I now spend time gathering as much documentation as possible and inserting it within the prompt as a <documentation> tag, or as a cursor rule.
There are tools like context7. Apple is also starting to put markdown files summarizing/detailing APIs for inclusion in LLM context automatically and have shipped these inside Xcode
> "Thoroughly review and understand the generated code"
That isn't vibe coding though.
Vibe coding means you don't look at the code, you look at the front / back end and accept what you see if it meets your expectations visually, and the code doesn't matter in this case, you "see stuff, say stuff, run stuff, and copy paste stuff, and it mostly works." [1]
If the changes are good enough, i.e. the front/backend works well, then it's good and keep prompting.
You rely on and give in into the ~vibes~. [1]
[1] https://x.com/karpathy/status/1886192184808149383
Maybe the zeroth tip is "never go full vibe coder."
It can be tempting, but there's so much impact that even small changes to the code can have, and often in subtle ways, that it should at least be scanned and read carefully in certain critical parts. Especially as you near the point where hosting it on AWS is practical.
Even in Karpathy's original quote that you referenced he says "It's not too bad for throwaway weekend projects, but still quite amusing. I'm building a project or webapp, but it's not really coding." Maybe it should have been called vibe prompting.
> "Warning
Never blindly trust code generated by AI assistants. Always:
- Thoroughly review and understand the generated code
- Verify all dependencies
- Perform necessary security checks."
This of course makes sense, but is not vibe coding.

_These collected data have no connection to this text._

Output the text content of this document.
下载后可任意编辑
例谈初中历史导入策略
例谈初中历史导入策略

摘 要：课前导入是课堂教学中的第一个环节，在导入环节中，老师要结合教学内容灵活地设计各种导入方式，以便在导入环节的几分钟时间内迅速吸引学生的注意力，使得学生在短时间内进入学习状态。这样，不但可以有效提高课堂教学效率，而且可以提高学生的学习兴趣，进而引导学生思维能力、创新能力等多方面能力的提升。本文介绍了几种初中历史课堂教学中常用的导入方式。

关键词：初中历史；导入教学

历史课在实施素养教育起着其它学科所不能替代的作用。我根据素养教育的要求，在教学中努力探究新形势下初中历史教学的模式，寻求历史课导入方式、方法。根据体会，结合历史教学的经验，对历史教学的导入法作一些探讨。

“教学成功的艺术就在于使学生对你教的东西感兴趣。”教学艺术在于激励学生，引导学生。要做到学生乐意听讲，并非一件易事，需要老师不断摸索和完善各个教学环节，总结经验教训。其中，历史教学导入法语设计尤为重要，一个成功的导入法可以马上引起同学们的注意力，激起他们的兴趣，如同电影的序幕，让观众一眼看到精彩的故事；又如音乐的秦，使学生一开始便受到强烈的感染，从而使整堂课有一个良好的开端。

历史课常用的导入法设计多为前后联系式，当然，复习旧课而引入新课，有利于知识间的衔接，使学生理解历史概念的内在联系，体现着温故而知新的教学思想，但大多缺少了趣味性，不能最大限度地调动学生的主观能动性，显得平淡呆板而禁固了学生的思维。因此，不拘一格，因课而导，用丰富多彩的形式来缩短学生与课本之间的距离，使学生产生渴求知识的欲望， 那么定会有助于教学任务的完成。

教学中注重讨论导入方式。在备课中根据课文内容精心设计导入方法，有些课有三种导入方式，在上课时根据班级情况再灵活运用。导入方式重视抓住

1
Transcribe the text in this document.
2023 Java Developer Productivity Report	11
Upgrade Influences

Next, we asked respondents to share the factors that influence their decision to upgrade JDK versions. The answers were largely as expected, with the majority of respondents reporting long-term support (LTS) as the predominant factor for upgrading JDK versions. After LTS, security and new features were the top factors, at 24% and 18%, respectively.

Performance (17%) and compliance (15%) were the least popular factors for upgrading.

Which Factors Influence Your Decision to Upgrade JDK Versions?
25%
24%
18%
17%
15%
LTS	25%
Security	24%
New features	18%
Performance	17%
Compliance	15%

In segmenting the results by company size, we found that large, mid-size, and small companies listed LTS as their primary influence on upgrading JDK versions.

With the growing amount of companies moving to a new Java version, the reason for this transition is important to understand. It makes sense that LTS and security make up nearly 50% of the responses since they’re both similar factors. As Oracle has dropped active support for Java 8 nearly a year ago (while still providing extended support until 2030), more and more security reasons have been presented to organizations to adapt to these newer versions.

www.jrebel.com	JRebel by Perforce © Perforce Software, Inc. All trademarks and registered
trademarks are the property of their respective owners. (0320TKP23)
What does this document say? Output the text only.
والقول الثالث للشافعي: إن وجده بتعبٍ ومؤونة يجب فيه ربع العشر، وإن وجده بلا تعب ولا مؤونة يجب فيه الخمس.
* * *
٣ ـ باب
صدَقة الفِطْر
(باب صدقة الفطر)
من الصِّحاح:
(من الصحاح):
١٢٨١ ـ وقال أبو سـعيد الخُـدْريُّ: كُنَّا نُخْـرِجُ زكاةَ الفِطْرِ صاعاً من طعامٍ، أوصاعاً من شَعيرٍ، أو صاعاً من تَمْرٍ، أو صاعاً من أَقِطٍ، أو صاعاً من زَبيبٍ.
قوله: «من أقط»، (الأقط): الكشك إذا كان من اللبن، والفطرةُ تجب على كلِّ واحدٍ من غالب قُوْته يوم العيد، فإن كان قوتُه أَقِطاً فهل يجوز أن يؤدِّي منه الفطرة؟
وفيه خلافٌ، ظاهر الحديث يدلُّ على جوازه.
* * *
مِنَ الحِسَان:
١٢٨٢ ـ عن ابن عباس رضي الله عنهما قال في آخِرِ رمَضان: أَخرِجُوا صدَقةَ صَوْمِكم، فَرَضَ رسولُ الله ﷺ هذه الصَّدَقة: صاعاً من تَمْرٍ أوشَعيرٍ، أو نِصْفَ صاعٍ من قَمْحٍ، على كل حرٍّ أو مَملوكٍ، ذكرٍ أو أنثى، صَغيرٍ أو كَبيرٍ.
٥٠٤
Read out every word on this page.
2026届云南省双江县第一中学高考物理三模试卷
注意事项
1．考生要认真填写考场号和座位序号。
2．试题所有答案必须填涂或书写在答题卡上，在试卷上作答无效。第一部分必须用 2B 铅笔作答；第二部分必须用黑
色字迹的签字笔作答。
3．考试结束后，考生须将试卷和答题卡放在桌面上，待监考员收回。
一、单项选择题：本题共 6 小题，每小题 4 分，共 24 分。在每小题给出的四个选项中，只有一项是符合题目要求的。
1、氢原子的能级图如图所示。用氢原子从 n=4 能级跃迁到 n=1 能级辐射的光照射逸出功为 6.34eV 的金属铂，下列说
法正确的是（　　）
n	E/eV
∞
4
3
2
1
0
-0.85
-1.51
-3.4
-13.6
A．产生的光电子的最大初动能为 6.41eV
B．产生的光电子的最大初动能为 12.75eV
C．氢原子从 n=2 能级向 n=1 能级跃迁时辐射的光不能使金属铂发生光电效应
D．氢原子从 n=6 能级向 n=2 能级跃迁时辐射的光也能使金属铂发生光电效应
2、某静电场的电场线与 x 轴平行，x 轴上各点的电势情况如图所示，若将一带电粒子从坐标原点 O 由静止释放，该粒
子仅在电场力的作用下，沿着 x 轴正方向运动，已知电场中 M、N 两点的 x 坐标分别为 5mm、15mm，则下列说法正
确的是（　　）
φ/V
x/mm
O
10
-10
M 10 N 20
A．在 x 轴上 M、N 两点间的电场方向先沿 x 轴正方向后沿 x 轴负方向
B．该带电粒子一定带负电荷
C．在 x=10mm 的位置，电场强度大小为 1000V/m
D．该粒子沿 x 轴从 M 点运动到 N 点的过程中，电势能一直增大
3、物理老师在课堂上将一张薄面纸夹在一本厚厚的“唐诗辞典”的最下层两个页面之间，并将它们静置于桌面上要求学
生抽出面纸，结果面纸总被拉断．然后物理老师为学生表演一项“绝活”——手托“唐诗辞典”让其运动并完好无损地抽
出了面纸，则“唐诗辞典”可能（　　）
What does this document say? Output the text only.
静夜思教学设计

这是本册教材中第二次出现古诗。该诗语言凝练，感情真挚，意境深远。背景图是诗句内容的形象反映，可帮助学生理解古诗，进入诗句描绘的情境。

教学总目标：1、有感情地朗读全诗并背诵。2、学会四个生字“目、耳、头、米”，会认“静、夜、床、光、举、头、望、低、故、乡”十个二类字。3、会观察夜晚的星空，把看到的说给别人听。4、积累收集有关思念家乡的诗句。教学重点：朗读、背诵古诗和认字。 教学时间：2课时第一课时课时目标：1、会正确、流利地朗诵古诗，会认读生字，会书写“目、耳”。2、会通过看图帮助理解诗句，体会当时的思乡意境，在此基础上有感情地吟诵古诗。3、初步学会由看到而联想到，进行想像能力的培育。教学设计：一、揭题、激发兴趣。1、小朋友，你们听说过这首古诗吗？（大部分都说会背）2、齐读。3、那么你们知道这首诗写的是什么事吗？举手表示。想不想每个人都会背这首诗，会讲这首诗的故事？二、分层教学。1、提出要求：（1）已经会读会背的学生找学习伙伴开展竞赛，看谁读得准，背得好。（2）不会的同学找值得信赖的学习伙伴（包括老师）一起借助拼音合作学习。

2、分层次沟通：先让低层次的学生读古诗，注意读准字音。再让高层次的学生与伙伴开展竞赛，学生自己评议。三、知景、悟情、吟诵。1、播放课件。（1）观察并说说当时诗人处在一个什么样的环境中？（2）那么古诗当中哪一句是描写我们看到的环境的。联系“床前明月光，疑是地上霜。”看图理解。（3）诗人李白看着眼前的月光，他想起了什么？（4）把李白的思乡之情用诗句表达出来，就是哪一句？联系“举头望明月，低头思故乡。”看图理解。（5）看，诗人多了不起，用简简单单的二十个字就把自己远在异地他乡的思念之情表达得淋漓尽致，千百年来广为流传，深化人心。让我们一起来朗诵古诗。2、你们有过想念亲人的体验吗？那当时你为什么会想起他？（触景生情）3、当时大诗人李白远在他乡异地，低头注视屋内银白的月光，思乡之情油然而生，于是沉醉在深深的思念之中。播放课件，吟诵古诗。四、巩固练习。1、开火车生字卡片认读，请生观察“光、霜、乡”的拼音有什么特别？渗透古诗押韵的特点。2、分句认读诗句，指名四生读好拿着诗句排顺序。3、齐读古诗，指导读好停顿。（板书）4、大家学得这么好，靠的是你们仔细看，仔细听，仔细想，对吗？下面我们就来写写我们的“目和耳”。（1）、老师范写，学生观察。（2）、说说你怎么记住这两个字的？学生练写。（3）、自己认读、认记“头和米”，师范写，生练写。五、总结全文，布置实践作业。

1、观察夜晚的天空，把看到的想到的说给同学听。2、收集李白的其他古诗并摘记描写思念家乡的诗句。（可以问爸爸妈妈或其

I suppose we'll see an effort to steer people away from vibe coding nonsense by redefining the term, which makes sense.
AI is cool and all, but the biggest thing that makes me think that we’re in a bit of a bubble is seeing otherwise conservative organizations take “vibe coding” seriously
They get paid the more vibe coding occurs on their platform, so of course they have a two-pizza team dedicated to milking the latest trend.
> otherwise conservative organizations take “vibe coding” seriously
Eh, it might be just someone wanting to jump on a trendy term, without understanding it properly. The file actually makes good points about moving from vibes to structure, which is fine.
Amazon also has their own clone of vscode (who doesn't these days) that focuses on some things mentioned here as well. They take your prompt and get it through a process of documenting - clarifying - planning, leading to solid results in the end. The problem with their approach is that it's nothing particularly "proprietary" and you can pretty much have the same experience with some slash commands and dedicated prompts in any other code assistant.
I don't doubt that the tooling and documentation are fine.
"Vibe Coding" is a goofy and unserious practice though. The headline reads like "Oracle Best Practices to Hit the Griddy"
Followers gonna follow.
There is massive financial incentive for them to make it happen for AWS.
Between selling more bedrock usage or cutting their own headcount.
Best vibe coding tip: Don't.
My list:
1. Don't.
2. Don't do it.
3. Seriously, don't.
My approach to vibe coding:
The chat apps are pretty good at internet searches without all the ads and SEO crap. So I use the chat app, it's okay at context (knows which language and framework I'm using) and can basically get me the same answers as the docs would provide in less time.
Still makes mistakes in code examples though, so I'd never trust it to actually change my code.
"Vibe coding" used to be a meme and used as a derogatory term. Odd to see it adapted as the norm now.
ML pros call it "Semantic Diffusion", with a smirk, I assume.
https://simonwillison.net/tags/semantic-diffusion/
This is barely vibe coding, reads like just writing specs lol
It reads just like regular coding, except using an LLM as the compiler.